The cheaper option, he explained, consists of “heavy machine guns, with thermal scopes and tablets, paired on a gun mount.”
Kofman said that the tactics of using firearms to shoot down Russian drones are part of an intricate web of detection systems scattered around the country.
“This system works because the gun crew is part of an elaborate sensor network set up around Ukrainian cities; there is an integrated system for tracking incoming drones, including radar and acoustics, and a robust network of electronic warfare systems,” Kofman said.
“That forces Shahed drones to increase in altitude from their standard low-altitude flight in order to navigate,” he added.

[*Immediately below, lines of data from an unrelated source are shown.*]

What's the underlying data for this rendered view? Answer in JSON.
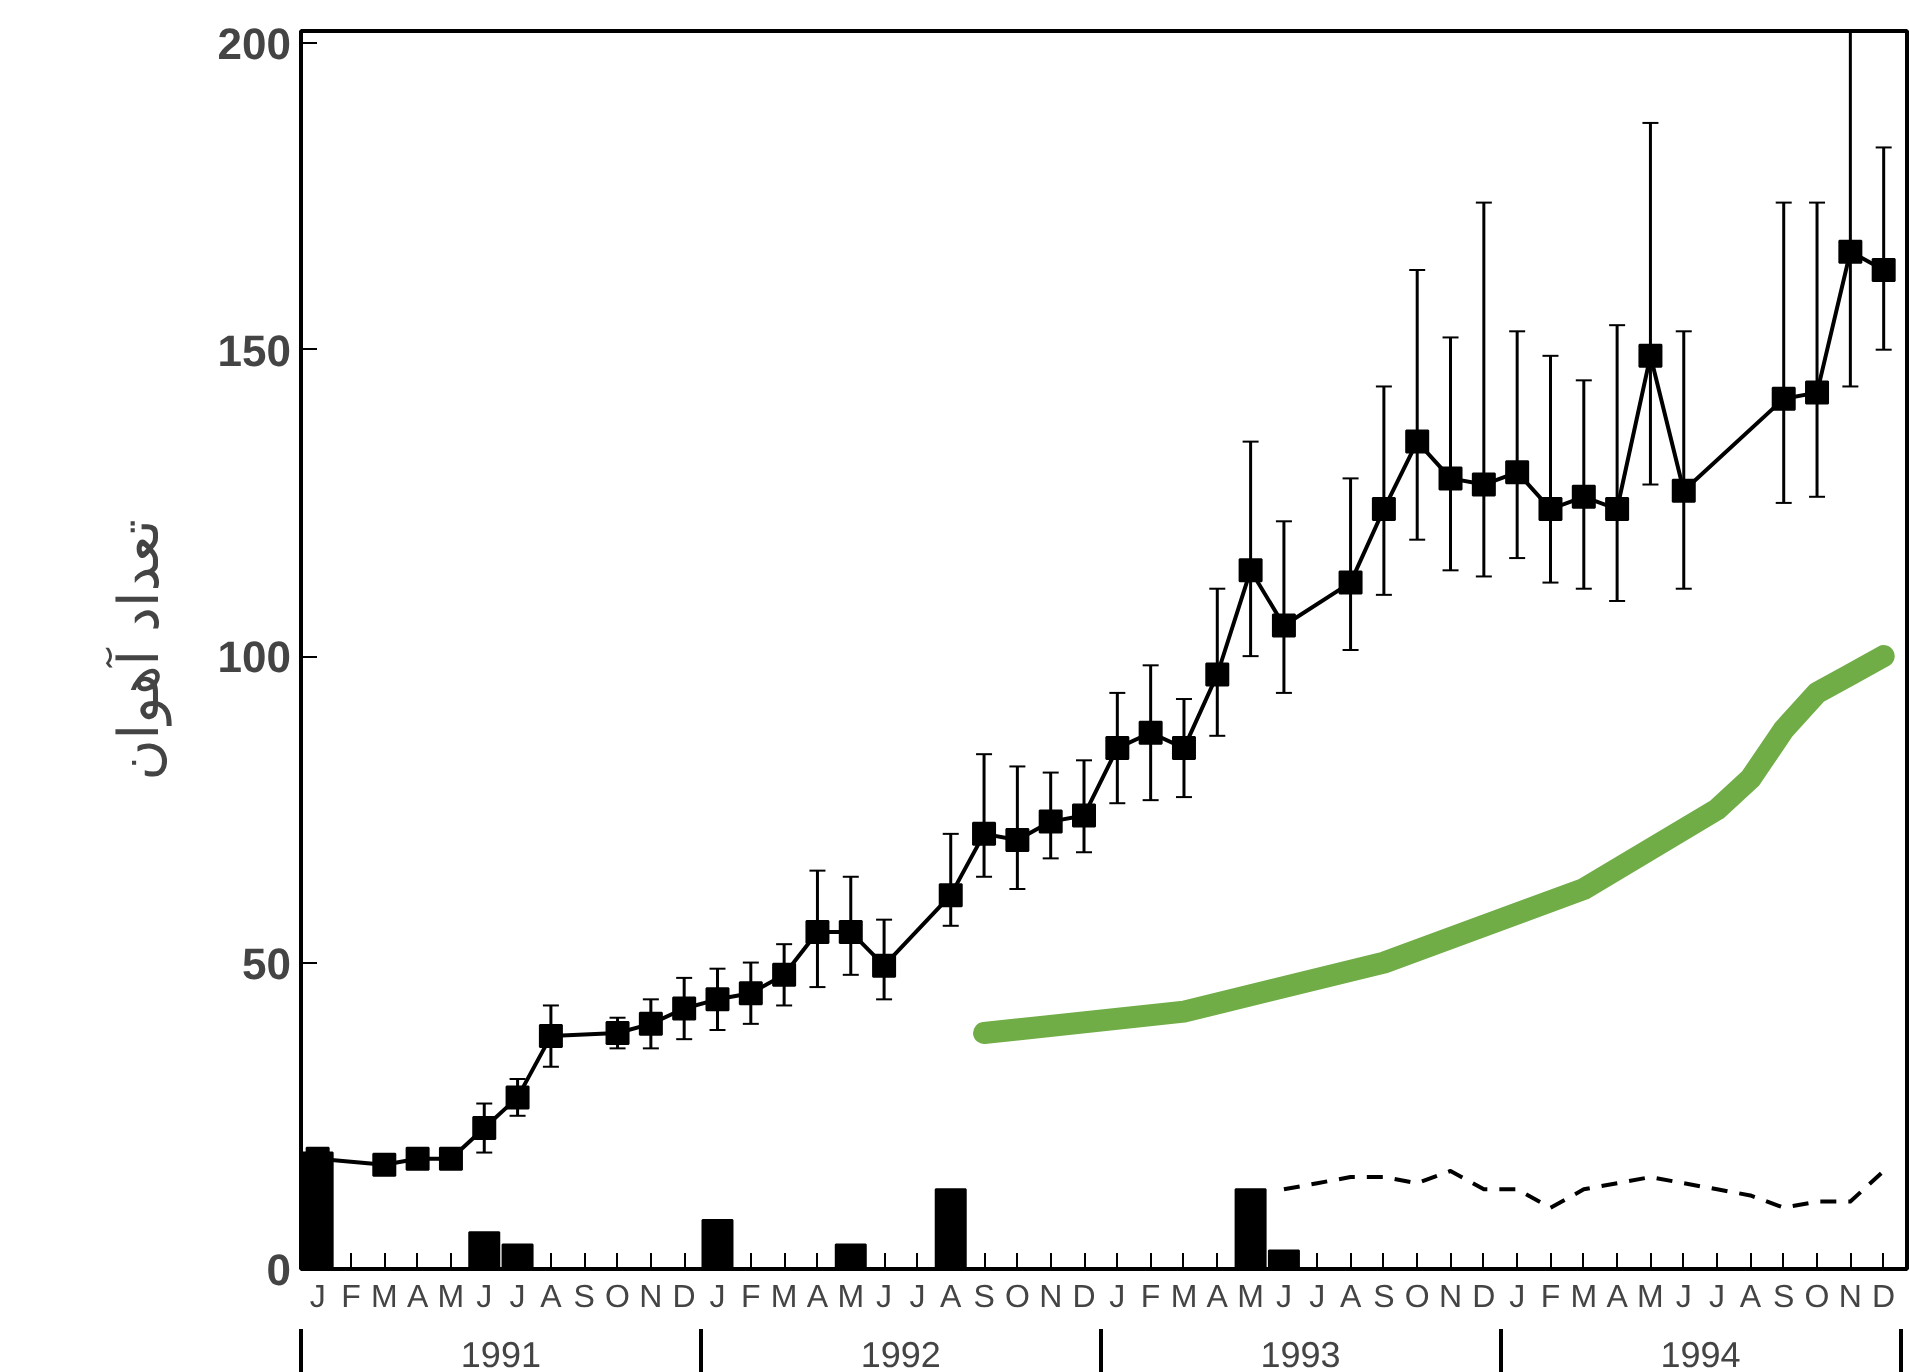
{
  "chart_data": {
    "type": "line",
    "ylabel": "تعداد آهوان",
    "categories": [
      "J",
      "F",
      "M",
      "A",
      "M",
      "J",
      "J",
      "A",
      "S",
      "O",
      "N",
      "D",
      "J",
      "F",
      "M",
      "A",
      "M",
      "J",
      "J",
      "A",
      "S",
      "O",
      "N",
      "D",
      "J",
      "F",
      "M",
      "A",
      "M",
      "J",
      "J",
      "A",
      "S",
      "O",
      "N",
      "D",
      "J",
      "F",
      "M",
      "A",
      "M",
      "J",
      "J",
      "A",
      "S",
      "O",
      "N",
      "D"
    ],
    "annotations": [
      "1991",
      "1992",
      "1993",
      "1994"
    ],
    "ylim": [
      0,
      202
    ],
    "yticks": [
      0,
      50,
      100,
      150,
      200
    ],
    "grid": false,
    "series": [
      {
        "type": "bar",
        "color": "#000000",
        "values": [
          19,
          null,
          null,
          null,
          null,
          6,
          4,
          null,
          null,
          null,
          null,
          null,
          8,
          null,
          null,
          null,
          4,
          null,
          null,
          13,
          null,
          null,
          null,
          null,
          null,
          null,
          null,
          null,
          13,
          3,
          null,
          null,
          null,
          null,
          null,
          null,
          null,
          null,
          null,
          null,
          null,
          null,
          null,
          null,
          null,
          null,
          null,
          null
        ]
      },
      {
        "color": "#000000",
        "marker": "square",
        "line_style": "solid",
        "values": [
          18,
          null,
          17,
          18,
          18,
          23,
          28,
          38,
          null,
          38.5,
          40,
          42.5,
          44,
          45,
          48,
          55,
          55,
          49.5,
          null,
          61,
          71,
          70,
          73,
          74,
          85,
          87.5,
          85,
          97,
          114,
          105,
          null,
          112,
          124,
          135,
          129,
          128,
          130,
          124,
          126,
          124,
          149,
          127,
          null,
          null,
          142,
          143,
          166,
          163
        ],
        "errors": [
          null,
          null,
          null,
          null,
          null,
          4,
          3,
          5,
          null,
          2.5,
          4,
          5,
          5,
          5,
          5,
          [
            46,
            65
          ],
          [
            48,
            64
          ],
          [
            44,
            57
          ],
          null,
          [
            56,
            71
          ],
          [
            64,
            84
          ],
          [
            62,
            82
          ],
          [
            67,
            81
          ],
          [
            68,
            83
          ],
          9,
          11,
          8,
          [
            87,
            111
          ],
          [
            100,
            135
          ],
          [
            94,
            122
          ],
          null,
          [
            101,
            129
          ],
          [
            110,
            144
          ],
          [
            119,
            163
          ],
          [
            114,
            152
          ],
          [
            113,
            174
          ],
          [
            116,
            153
          ],
          [
            112,
            149
          ],
          [
            111,
            145
          ],
          [
            109,
            154
          ],
          [
            128,
            187
          ],
          [
            111,
            153
          ],
          null,
          null,
          [
            125,
            174
          ],
          [
            126,
            174
          ],
          [
            144,
            202
          ],
          [
            150,
            183
          ]
        ]
      },
      {
        "color": "#000000",
        "marker": "none",
        "line_style": "dashed",
        "values": [
          null,
          null,
          null,
          null,
          null,
          null,
          null,
          null,
          null,
          null,
          null,
          null,
          null,
          null,
          null,
          null,
          null,
          null,
          null,
          null,
          null,
          null,
          null,
          null,
          null,
          null,
          null,
          null,
          null,
          13,
          14,
          15,
          15,
          14,
          16,
          13,
          13,
          10,
          13,
          14,
          15,
          14,
          13,
          12,
          10,
          11,
          11,
          16
        ]
      },
      {
        "color": "#70ad47",
        "marker": "none",
        "line_style": "solid",
        "values": [
          null,
          null,
          null,
          null,
          null,
          null,
          null,
          null,
          null,
          null,
          null,
          null,
          null,
          null,
          null,
          null,
          null,
          null,
          null,
          null,
          38.5,
          null,
          null,
          null,
          null,
          null,
          42,
          null,
          null,
          null,
          null,
          null,
          50,
          null,
          null,
          null,
          null,
          null,
          62,
          null,
          null,
          null,
          75,
          80,
          88,
          94,
          97,
          100
        ]
      }
    ]
  }
}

Another cheap sensor network Ukrainians have established to track Russian aerial threats consists thousands of cell phones placed next to microphones atop six-foot poles throughout the country, forwarding incoming engine noise to anti-aircraft artillery units for processing.
In a recent interview with the Wall Street Journal, the commander of U.S. Air Forces Europe, Gen. James Hecker, praised the technique’s success rate.
“They had 84 of them that came in the other day – they detected 84 and shot down 80 with the anti-aircraft artillery units,” the Hecker said.
At a NATO meeting of foreign affairs ministers, held this week in Brussels, Ukraine’s top diplomat Dmytro Kuleba called for allies to provide more air defense weapons.
“Partners did provide us with different systems, we appreciated that, but it’s just simply insufficient, given the scale of the war,” Kuleba was quoted as saying by Reuters.